Veja abaixo mais alguns trechos do artigo de Loeb (não mencionados no artigo de Adams), onde ele fala sobre a inteligência humana – que ao meu ver, em muitos casos deveria ser chamada de “prepotência” – e sobre a postura atual da ciência:

…Ao ler o jornal da manhã, é difícil evitar o pensamento de que nossa própria barra de inteligência não é particularmente alta nem difícil de superar. Lutamos entre nós em situações que ninguém ganha; não promovemos soluções de longo prazo sobre correções de curto prazo; e temos transmitido nossa existência para a galáxia com ondas de rádio por mais de um século sem nos preocuparmos com a existência de predadores ou competidores no espaço sideral. (Se for o último caso, eles podem ter nos ignorado porque parecemos muito incompetentes.)…
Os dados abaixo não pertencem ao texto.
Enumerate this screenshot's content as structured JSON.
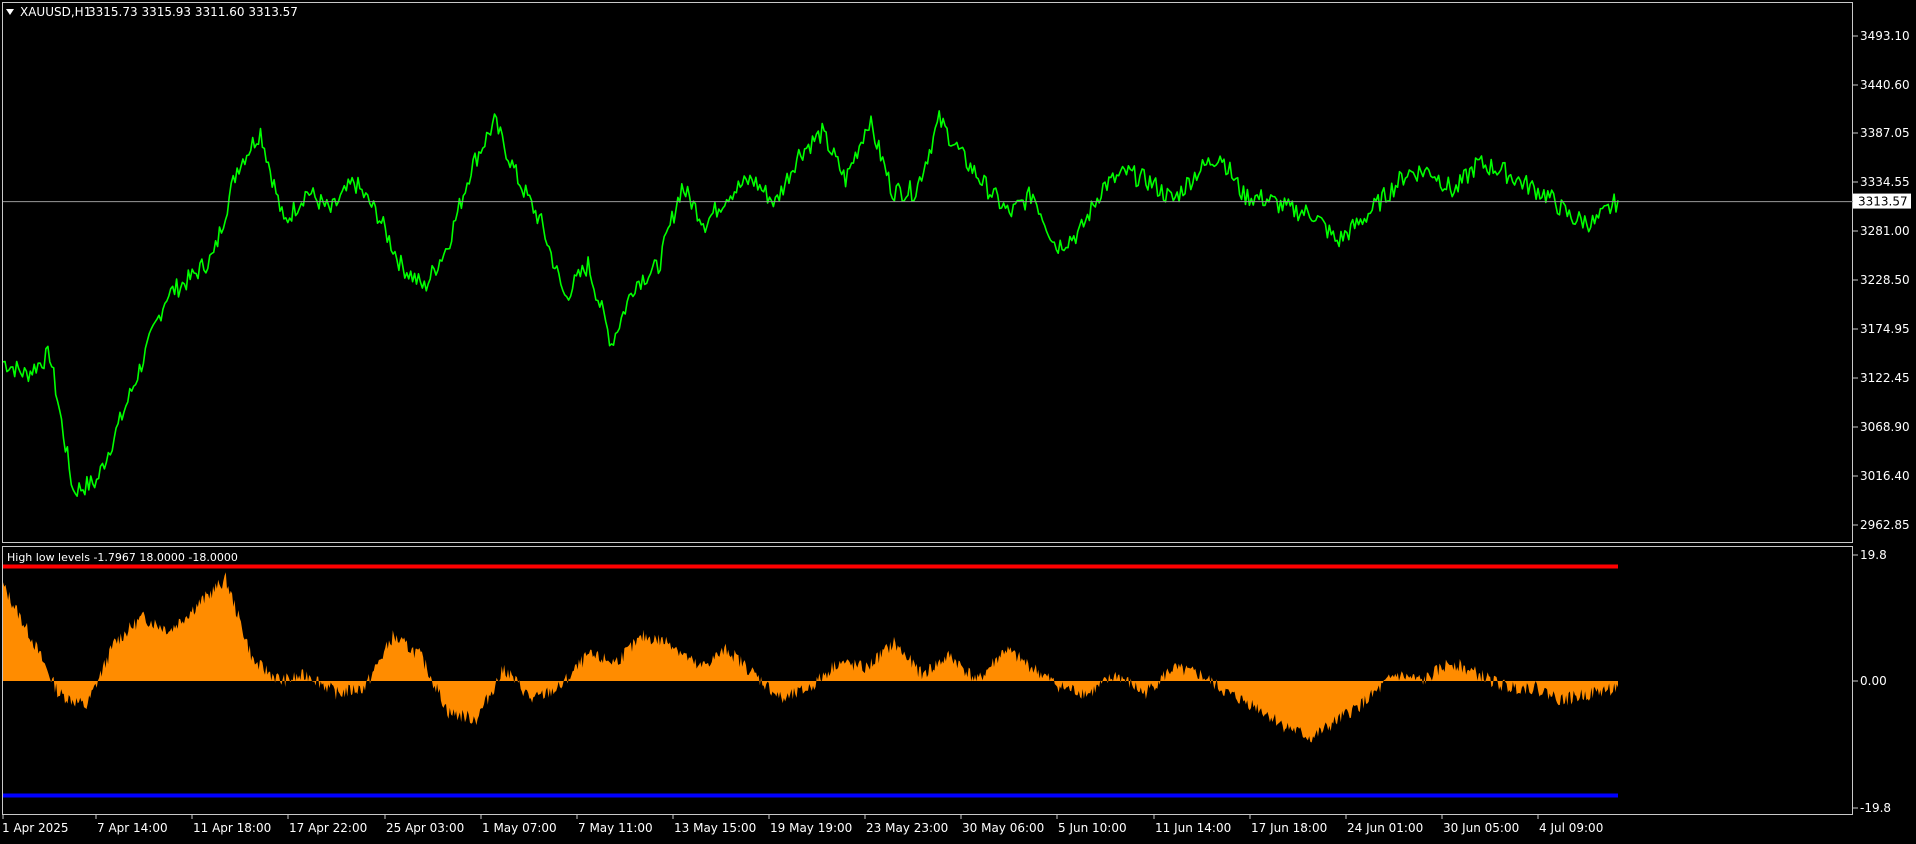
{
  "colors": {
    "background": "#000000",
    "frame": "#c8c8c8",
    "price_line": "#00ff00",
    "current_price_line": "#9a9a9a",
    "histogram": "#ff8c00",
    "high_level": "#ff0000",
    "low_level": "#0000ff",
    "text": "#ffffff"
  },
  "main_chart": {
    "symbol": "XAUUSD,H1",
    "ohlc": "3315.73 3315.93 3311.60 3313.57",
    "dropdown_icon": "triangle-down-icon",
    "current_price": 3313.57,
    "current_price_label": "3313.57",
    "y_axis_labels": [
      "3493.10",
      "3440.60",
      "3387.05",
      "3334.55",
      "3281.00",
      "3228.50",
      "3174.95",
      "3122.45",
      "3068.90",
      "3016.40",
      "2962.85"
    ]
  },
  "indicator": {
    "title": "High low levels -1.7967 18.0000 -18.0000",
    "high_level": 18,
    "low_level": -18,
    "y_axis_labels": [
      "19.8",
      "0.00",
      "-19.8"
    ]
  },
  "x_axis_labels": [
    "1 Apr 2025",
    "7 Apr 14:00",
    "11 Apr 18:00",
    "17 Apr 22:00",
    "25 Apr 03:00",
    "1 May 07:00",
    "7 May 11:00",
    "13 May 15:00",
    "19 May 19:00",
    "23 May 23:00",
    "30 May 06:00",
    "5 Jun 10:00",
    "11 Jun 14:00",
    "17 Jun 18:00",
    "24 Jun 01:00",
    "30 Jun 05:00",
    "4 Jul 09:00"
  ],
  "chart_data": [
    {
      "type": "line",
      "symbol": "XAUUSD,H1",
      "x": [
        "1 Apr 2025",
        "3 Apr",
        "5 Apr",
        "7 Apr 14:00",
        "9 Apr",
        "11 Apr 18:00",
        "14 Apr",
        "16 Apr",
        "17 Apr 22:00",
        "19 Apr",
        "22 Apr",
        "25 Apr 03:00",
        "28 Apr",
        "30 Apr",
        "1 May 07:00",
        "3 May",
        "5 May",
        "7 May 11:00",
        "9 May",
        "11 May",
        "13 May 15:00",
        "15 May",
        "17 May",
        "19 May 19:00",
        "21 May",
        "23 May 23:00",
        "26 May",
        "28 May",
        "30 May 06:00",
        "2 Jun",
        "5 Jun 10:00",
        "7 Jun",
        "9 Jun",
        "11 Jun 14:00",
        "13 Jun",
        "15 Jun",
        "17 Jun 18:00",
        "20 Jun",
        "22 Jun",
        "24 Jun 01:00",
        "26 Jun",
        "28 Jun",
        "30 Jun 05:00",
        "2 Jul",
        "4 Jul 09:00",
        "6 Jul",
        "8 Jul"
      ],
      "y": [
        3140,
        3126,
        3148,
        3000,
        3010,
        3075,
        3143,
        3212,
        3230,
        3255,
        3350,
        3390,
        3290,
        3325,
        3303,
        3335,
        3300,
        3245,
        3220,
        3266,
        3350,
        3400,
        3338,
        3290,
        3210,
        3245,
        3160,
        3225,
        3243,
        3330,
        3290,
        3322,
        3338,
        3312,
        3365,
        3388,
        3337,
        3402,
        3325,
        3325,
        3402,
        3362,
        3330,
        3300,
        3322,
        3265,
        3280,
        3330,
        3345,
        3335,
        3315,
        3345,
        3365,
        3320,
        3316,
        3305,
        3300,
        3270,
        3292,
        3318,
        3345,
        3347,
        3324,
        3355,
        3348,
        3333,
        3320,
        3296,
        3290,
        3315
      ],
      "ylim": [
        2950,
        3500
      ]
    },
    {
      "type": "bar",
      "name": "High low levels",
      "x": [
        "1 Apr 2025",
        "7 Apr 14:00",
        "11 Apr 18:00",
        "17 Apr 22:00",
        "25 Apr 03:00",
        "1 May 07:00",
        "7 May 11:00",
        "13 May 15:00",
        "19 May 19:00",
        "23 May 23:00",
        "30 May 06:00",
        "5 Jun 10:00",
        "11 Jun 14:00",
        "17 Jun 18:00",
        "24 Jun 01:00",
        "30 Jun 05:00",
        "4 Jul 09:00"
      ],
      "values": [
        15,
        7,
        -2,
        -4,
        6,
        10,
        8,
        12,
        16,
        3,
        0,
        1,
        -2,
        -1,
        7,
        4,
        -5,
        -6,
        2,
        -3,
        -1,
        4,
        3,
        7,
        6,
        2,
        5,
        1,
        -3,
        -1,
        3,
        2,
        6,
        1,
        4,
        0,
        5,
        2,
        -1,
        -2,
        1,
        -2,
        2,
        1,
        -2,
        -4,
        -7,
        -9,
        -6,
        -3,
        1,
        0,
        3,
        1,
        -1,
        -1,
        -3,
        -2,
        -1
      ],
      "levels": [
        18,
        -18
      ],
      "ylim": [
        -19.8,
        19.8
      ]
    }
  ]
}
…A existência de inteligência extraterrestre não tem nada a ver com a credibilidade das histórias de ficção científica e dos relatos de OVNIs. O problema de adotar essa atitude errada é que atrasa o progresso científico. Os candidatos a subsídios são frequentemente solicitados a prever as descobertas científicas que farão se sua inscrição for aprovada – mas ao anteciparmos o leque de possibilidades, talvez nunca descubramos o inesperado. Em vez disso, cultivamos uma cultura científica que tende a replicar o que já sabemos…

…Perceber que a vida pode existir sob novas condições irá melhorar nossas previsões de onde procurá-la no espaço e como interpretar nossas descobertas, da mesma forma que as leis da física – reveladas em experimentos de laboratório – permitiram aos astrofísicos estudar o universo bilhões de anos-luz de distância…

Obviamente, não concordo com 100% do pensamento de Loeb, mas ele realmente é um farol que ilumina as trevas da ciência, embora em alguns casos ele próprio tenha sido “contaminado” pelo estabelecimento científico. Mesmo assim, precisamos de mais mulheres e homens da ciência com a mente aberta que Loeb demonstra ter.